The first thing to consider is which operation is slower, comparing two
polygons or interchanging them. Since we do not want to move polygons
around in space, the items to be sorted are pointers to the polygons, and
therefore exchange operations are fast. However, when two polygons need be
compared, the values of their minimal/maximal distance from the eye must be
accessed and compared. Since these values will often be real numbers,
comparing two polygons will be significantly slower than exchanging two
polygon pointers. This excludes all sorting algorithms based on selection,
while good choices would be Quicksort, Shellsort or Splicesort. If the lists
are represented as linked lists, a move operation will be fast, and Binary
Insertionsort or Mergesort are better.
The above considerations were for randomly sorted data. However, when one
of the two lists has been calculated, the other will probably be very much
identical, especially if the sizes of the polygons are small compared to the
distances between them. So if the second list is produced from the already
made first list, we can take advantage of the fact, that the polygons are
almost presorted. Straight Insertionsort will perform very well in this
case, and if the depth of recursion is acceptable, try out Stacksort. Do
not use Quicksort.
The program has proved an efficient workbench for the development and
testing of the sorting algorithms described in this paper. It is well suited
for self study, and the program has been used as a supplementary tool for
teaching about sorting methods at the Technical University of Denmark.

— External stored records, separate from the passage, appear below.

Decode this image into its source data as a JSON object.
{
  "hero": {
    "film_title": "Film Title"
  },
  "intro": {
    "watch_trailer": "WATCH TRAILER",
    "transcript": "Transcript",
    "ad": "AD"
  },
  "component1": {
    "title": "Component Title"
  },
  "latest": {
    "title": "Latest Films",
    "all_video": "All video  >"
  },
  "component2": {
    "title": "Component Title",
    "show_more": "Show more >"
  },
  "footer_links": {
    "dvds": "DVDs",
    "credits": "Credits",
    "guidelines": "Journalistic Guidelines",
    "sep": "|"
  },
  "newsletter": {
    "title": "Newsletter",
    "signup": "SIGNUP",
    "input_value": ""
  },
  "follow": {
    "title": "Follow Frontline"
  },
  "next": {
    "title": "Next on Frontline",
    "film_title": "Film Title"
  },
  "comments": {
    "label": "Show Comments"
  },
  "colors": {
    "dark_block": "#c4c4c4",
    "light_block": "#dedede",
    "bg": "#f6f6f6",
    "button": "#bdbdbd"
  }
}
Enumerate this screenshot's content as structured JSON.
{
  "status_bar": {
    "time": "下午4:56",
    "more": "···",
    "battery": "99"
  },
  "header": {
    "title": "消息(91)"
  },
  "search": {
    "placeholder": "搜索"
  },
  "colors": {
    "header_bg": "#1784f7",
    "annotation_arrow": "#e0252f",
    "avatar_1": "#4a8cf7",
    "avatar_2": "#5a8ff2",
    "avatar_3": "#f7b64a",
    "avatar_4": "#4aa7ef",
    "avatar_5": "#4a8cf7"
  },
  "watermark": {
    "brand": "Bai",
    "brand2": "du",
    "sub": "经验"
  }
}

A longer version of this paper, including source code for the sorting
algorithms, will be submitted to the Journal of Forth Applications and
Research. The paper is based on work done under a grant from the Danish
National Research Counsil.
Sorting algorithms (except Splicesort and Stacksort) are described in the
D. E. Knuth, The Art of Computer Programming, volume 3: Sorting and
Searching, Adddison-Wesley, 1975.
H. Lorin, Sorting and Sort Systems, Adddison-Wesley, 1975.
N. Wirth, Algorithms + Data Structures = Programs, Prentice-Hall 1976.
R. Sedgewick, Algorithms, Adddison-Wesley, 1988.